About three weeks. We had a team of seven developers and designers working on it. During that time, they also consulted healthcare professionals as they went. People might think that sounds fast, but that’s the way we work – in a lean and agile way. As a company, we build digital products and platforms extremely rapidly. Moving at this speed means we’re now in the position to present something to governments and healthcare authorities to see if it can be of use.

Who have you shared it with so far?

At the moment, it’s being assessed by eHealth (the Australian Digital Health Agency), the Ministry of Health in Singapore and the technology arm of the United Nations. With initiatives like this, finding the right people to talk to can be very challenging, even when something is not for profit and you’re not expecting or wanting remuneration. Fortunately, we already had relationships with those entities because we’d worked with them in the past and we were able to reach out and start a discussion.
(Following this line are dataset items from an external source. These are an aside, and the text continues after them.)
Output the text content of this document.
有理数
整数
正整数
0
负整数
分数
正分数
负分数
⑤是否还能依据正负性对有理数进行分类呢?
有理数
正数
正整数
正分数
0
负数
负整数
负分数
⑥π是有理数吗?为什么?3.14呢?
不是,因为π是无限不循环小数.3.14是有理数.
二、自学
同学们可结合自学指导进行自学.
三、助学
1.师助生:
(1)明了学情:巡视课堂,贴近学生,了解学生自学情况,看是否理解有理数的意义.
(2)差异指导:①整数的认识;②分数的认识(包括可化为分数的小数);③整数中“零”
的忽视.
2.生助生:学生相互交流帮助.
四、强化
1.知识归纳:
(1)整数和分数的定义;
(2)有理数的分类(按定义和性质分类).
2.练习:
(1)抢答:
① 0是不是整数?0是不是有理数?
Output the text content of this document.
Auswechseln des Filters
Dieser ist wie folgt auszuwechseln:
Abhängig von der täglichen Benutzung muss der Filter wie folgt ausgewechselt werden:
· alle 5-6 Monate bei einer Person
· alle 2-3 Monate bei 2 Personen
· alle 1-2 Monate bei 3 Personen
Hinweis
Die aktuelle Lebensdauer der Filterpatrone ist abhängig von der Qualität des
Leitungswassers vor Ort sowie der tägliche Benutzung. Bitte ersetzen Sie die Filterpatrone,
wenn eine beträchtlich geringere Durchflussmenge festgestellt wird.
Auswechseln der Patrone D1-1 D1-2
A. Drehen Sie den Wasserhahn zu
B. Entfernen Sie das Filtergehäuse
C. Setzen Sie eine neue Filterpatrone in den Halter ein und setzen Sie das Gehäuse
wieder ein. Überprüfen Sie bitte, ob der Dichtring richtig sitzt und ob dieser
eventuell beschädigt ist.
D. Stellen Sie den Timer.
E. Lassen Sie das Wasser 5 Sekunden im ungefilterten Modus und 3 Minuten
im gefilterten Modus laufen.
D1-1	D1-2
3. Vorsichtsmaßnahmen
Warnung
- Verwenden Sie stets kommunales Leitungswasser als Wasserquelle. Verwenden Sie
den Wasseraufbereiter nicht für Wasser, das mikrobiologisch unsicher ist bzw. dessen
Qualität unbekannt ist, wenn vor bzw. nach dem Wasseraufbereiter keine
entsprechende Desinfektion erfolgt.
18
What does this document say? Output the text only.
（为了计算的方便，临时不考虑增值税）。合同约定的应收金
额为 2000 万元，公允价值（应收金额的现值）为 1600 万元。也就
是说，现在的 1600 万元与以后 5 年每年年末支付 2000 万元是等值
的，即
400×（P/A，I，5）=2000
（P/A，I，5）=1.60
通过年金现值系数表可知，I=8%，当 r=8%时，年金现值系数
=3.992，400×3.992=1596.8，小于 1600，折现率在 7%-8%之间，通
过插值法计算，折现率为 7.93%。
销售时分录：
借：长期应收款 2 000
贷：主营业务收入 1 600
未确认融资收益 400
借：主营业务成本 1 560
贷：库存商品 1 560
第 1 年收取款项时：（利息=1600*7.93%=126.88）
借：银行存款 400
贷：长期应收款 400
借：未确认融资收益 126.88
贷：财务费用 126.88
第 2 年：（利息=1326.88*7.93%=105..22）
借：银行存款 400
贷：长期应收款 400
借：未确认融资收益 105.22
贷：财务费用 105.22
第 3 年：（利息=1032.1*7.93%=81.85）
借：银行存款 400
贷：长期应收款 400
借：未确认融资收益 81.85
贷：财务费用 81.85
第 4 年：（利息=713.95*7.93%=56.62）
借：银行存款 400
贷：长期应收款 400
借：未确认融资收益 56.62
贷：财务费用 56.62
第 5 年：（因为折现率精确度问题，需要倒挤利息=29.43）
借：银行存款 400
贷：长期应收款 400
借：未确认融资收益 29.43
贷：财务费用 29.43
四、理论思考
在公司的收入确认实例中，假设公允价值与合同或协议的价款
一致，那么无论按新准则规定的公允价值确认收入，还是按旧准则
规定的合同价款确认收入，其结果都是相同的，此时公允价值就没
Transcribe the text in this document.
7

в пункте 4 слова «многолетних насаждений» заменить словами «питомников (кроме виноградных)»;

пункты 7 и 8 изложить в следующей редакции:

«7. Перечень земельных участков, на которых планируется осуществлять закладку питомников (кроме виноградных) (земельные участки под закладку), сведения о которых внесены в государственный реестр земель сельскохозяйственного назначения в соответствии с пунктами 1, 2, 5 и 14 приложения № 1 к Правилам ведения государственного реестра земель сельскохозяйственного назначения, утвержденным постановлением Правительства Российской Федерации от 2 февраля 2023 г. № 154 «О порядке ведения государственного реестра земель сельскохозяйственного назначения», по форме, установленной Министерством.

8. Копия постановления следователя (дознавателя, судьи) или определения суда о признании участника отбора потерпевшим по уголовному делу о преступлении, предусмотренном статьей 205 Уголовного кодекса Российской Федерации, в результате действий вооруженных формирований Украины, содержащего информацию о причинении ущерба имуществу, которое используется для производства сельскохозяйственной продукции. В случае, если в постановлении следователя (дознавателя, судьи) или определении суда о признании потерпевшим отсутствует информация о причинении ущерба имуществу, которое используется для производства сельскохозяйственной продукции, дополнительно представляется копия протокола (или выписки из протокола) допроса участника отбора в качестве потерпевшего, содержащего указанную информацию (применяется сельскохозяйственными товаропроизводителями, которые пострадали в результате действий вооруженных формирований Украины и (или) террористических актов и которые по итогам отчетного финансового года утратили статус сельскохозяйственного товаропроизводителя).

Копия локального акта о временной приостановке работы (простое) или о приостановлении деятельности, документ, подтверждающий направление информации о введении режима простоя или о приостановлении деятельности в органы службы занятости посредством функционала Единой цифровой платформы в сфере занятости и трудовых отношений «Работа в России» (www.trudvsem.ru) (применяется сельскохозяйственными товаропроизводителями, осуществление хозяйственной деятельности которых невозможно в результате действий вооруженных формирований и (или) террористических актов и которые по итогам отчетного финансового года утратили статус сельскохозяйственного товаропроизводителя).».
Usually healthcare projects move slowly because there are a lot of liability and regulation issues associated with them, but we’re in an unprecedented situation with COVID-19. We’re expecting to hear fairly soon whether they want to go ahead with implementing it.

PALO IT is donating its intellectual property to help in the COVID-19 battle – is there a reward in that, albeit non-financial?

Yes. The vision of our company is ‘technology for the greater good’. We constantly look for ways to build products that positively impact people and society and it’s very motivating for our team to be working on something meaningful in the current climate.